I’m not familiar with a “Best Viewed In” badge and I am intrigued as to how this bypass worked (based on my own 2000s high school experiences of working around restrictions). Would appreciate if any passersby could elaborate.

3 comments

It linked to the browser’s website. The only actual restriction on these computers was usually that you couldn’t access the address bar to type in arbitrary URLs.
I don't remember the specific restrictions, but I remember that you could only click links that were on the allowed site.

So if you tried to go to example.com, you would be redirected to bank.com. But if a link on bank.com got you to example.com, you could visit it that way.

Obviously address bars are one of the restricted things. I feel like there might have been others, but I don't recall the specifics.

These sites just didn’t link to any other site that had anything cool. And you couldn’t type in your own link obviously.

Except when they slapped on that badge, it linked to netscape.com which had a search engine.

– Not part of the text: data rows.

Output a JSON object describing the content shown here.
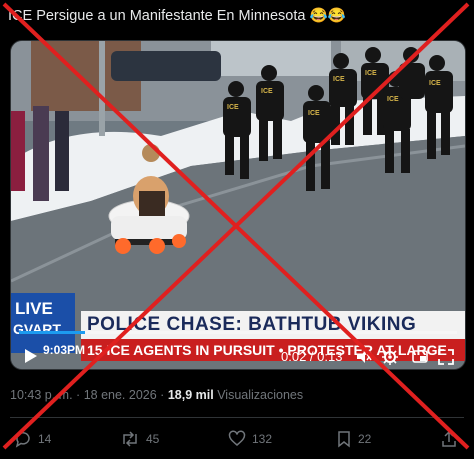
{
  "post": {
    "text": "ICE Persigue a un Manifestante En Minnesota 😂😂"
  },
  "video": {
    "live_label": "LIVE",
    "station_label": "GVART",
    "time_stamp": "9:03PM",
    "headline": "POLICE CHASE: BATHTUB VIKING",
    "ticker": "15 ICE AGENTS IN PURSUIT • PROTESTER AT LARGE",
    "time_text": "0:02 / 0:13",
    "progress": 0.15,
    "play_icon": "play-icon",
    "volume_icon": "volume-icon",
    "settings_icon": "gear-icon",
    "fullscreen_icon": "fullscreen-icon"
  },
  "meta": {
    "time": "10:43 p. m.",
    "separator": "·",
    "date": "18 ene. 2026",
    "views_count": "18,9 mil",
    "views_label": "Visualizaciones"
  },
  "actions": {
    "reply_count": "14",
    "repost_count": "45",
    "like_count": "132",
    "bookmark_count": "22"
  },
  "colors": {
    "background": "#000000",
    "text": "#e7e9ea",
    "muted": "#71767b",
    "overlay_x": "#e0201f",
    "headline_box": "#f2f2f2",
    "ticker_box": "#c91f1f",
    "live_box": "#1b4fa8"
  }
}
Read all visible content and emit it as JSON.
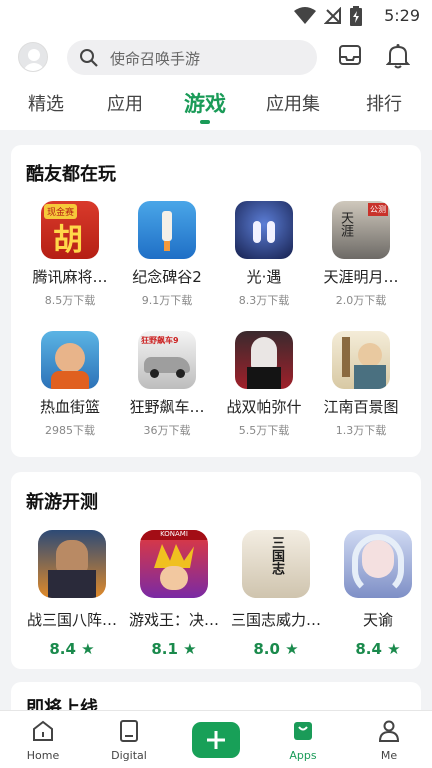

If I remember correctly, these were href images used to recommend a specific browser for the best experience.
Indeed. They were small images (https://old.reddit.com/r/nostalgia/comments/iv8hgg/the_netsc...) at the bottom of webpages linking you to netscape.com/microsoft.com so you could download the browser “recommended” (or targeted) by the page creator. These icons were usually a standard size (88x31 px?).